Blog de Jamal Berraoui

Pour sortir de l’absurde

Un français du Maroc, qui me fait l’amitié de me lire, m’a écrit ceci « les alliances contre-nature que vous dénoncez, ne sont que le reflet d’une action politique sans principes qui, au Maroc comme ailleurs, élargit le fossé entre les hommes politiques et le peuple ». Le constat est implacable, mais un peu trop sévère.


En politique, la prêche n’a aucune vertu. Ce n’est pas parce que nous serons nombreux à dire que ce qui se passe est absurde que les structures partisanes changeront de fusil d’épaule. Au nom du pragmatisme, qui a bon dos, elles maintiendront le cap. Et, effectivement, cela ne fera qu’élargir le fossé avec les électeurs.

Durant tout le débat entre le discours du 09 mars et les élections du 25 novembre, les partis politiques ont refusé de remettre en cause le mode de scrutin. Celui-ci consacre l’émiettement et permet donc à chacun d’exister. L’idée de Youssoufi, celle d’un code électoral qui politiserait les élections s’est avérée être une illusion. Les circonscriptions sont trop vastes pour les capacités organisationnelles des partis, la participation réellement faible que des députés ont été élus avec moins de 5000 voix.

Il y a pourtant un mode de scrutin capable d’inverser la tendance : l’uninominal à deux tours. Il forcerait les partis aux alliances préalables et donnerait des majorités plus stables. Mais personne n’en veut, à part l’Union Constitutionnelle qui l’avait proposé, avant de sortir du radar.

Les arguments sont d’une mauvaise foi absolue. Cela reviendrait trop cher, on a déjà des difficultés à faire voter les Marocains une fois alors deux, les électeurs ne respecteront pas les consignes de vote, etc… En fait, le système actuel convient à la nomenklatura, parce qu’il aboutit à des combinaziones où tout le monde a une chance de goûter aux délices du pouvoir.

Même le PJD ne soutient pas l’uninominal à deux tours, par peur d’une alliance élargie face à lui, où d’une attitude spontanée du genre « Tout sauf les Islamistes » : or dans le système actuel, il est pratiquement impossible qu’un scrutin débouche sur une majorité.

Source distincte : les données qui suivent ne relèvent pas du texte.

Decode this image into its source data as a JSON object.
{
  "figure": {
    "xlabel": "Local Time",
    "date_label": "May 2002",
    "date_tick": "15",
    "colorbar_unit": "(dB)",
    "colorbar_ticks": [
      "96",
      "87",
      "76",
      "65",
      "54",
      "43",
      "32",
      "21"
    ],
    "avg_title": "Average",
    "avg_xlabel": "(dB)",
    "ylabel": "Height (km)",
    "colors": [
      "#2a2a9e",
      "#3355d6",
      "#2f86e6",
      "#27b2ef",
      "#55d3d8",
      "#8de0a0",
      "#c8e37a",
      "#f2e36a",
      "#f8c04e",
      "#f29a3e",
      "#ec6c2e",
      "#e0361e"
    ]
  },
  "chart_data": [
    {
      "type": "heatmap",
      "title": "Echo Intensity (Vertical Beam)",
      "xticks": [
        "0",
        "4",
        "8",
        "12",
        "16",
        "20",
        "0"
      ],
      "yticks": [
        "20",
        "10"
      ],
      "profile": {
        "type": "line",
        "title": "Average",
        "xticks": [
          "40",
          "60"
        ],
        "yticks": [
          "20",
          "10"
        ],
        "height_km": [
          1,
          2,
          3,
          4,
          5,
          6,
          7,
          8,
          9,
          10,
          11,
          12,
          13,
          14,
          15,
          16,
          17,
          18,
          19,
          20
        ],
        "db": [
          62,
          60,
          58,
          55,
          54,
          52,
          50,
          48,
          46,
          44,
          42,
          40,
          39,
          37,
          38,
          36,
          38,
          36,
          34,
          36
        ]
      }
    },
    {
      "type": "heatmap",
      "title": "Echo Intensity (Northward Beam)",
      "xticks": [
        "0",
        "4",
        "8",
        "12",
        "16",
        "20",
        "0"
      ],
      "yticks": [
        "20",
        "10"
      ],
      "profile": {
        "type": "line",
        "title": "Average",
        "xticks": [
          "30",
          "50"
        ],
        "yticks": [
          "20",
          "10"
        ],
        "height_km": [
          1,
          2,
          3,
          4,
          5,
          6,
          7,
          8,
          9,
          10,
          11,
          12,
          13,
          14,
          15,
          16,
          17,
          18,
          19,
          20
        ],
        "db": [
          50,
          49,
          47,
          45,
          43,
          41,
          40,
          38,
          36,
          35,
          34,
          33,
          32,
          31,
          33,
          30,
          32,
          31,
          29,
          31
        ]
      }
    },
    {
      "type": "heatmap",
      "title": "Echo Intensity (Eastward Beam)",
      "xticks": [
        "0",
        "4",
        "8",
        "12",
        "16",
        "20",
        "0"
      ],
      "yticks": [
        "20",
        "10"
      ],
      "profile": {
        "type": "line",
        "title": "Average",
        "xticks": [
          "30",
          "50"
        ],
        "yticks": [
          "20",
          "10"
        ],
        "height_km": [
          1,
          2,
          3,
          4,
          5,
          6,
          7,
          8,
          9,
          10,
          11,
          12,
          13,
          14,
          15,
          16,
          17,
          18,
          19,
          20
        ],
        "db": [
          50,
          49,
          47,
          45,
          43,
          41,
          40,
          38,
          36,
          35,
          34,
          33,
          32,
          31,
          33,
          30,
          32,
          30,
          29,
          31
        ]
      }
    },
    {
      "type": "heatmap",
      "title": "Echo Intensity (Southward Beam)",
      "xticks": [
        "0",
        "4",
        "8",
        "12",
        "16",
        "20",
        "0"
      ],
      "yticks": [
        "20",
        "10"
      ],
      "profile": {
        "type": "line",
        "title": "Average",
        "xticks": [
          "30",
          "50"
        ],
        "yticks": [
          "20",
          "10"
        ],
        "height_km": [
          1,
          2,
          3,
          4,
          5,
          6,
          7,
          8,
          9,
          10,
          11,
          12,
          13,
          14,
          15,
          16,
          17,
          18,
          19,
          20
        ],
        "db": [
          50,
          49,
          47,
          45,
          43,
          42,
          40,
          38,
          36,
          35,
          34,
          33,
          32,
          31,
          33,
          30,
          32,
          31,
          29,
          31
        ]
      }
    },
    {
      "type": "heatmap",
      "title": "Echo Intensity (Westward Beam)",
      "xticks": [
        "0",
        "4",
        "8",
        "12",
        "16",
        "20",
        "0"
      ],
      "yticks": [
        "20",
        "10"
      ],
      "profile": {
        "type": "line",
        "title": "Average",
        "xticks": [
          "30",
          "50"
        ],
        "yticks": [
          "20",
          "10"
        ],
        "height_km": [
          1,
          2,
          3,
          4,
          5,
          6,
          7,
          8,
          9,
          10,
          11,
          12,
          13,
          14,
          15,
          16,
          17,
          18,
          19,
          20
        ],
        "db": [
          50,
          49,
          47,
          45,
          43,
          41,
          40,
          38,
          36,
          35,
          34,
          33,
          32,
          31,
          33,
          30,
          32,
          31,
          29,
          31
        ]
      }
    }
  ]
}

Restent les alliances préalables. On a vu comment au lendemain des élections le G8 a volé en éclats et la Koutla a été déclarée morte, avant d’être ressuscitée il y a quelques semaines. Derrière, il y a, effectivement, une certaine conception de la politique. Un leader me disait « la campagne électorale est ce qu’elle est, mais après il faut faire de la politique ». C’est un véritable aveu. La politique n’est pas un engagement public, un contrat avec les électeurs, mais une aptitude à négocier au mieux les intérêts d’une caste.

Face à cette incurie, l’uninominal à deux tours n’est pas la panacée. Mais sans être suffisant, il est nécessaire. En faisant émerger des majorités, il rétrécit les marges des combinaisons sans principes. L’absurdité actuelle est tout simplement un danger pour la stabilité du pays.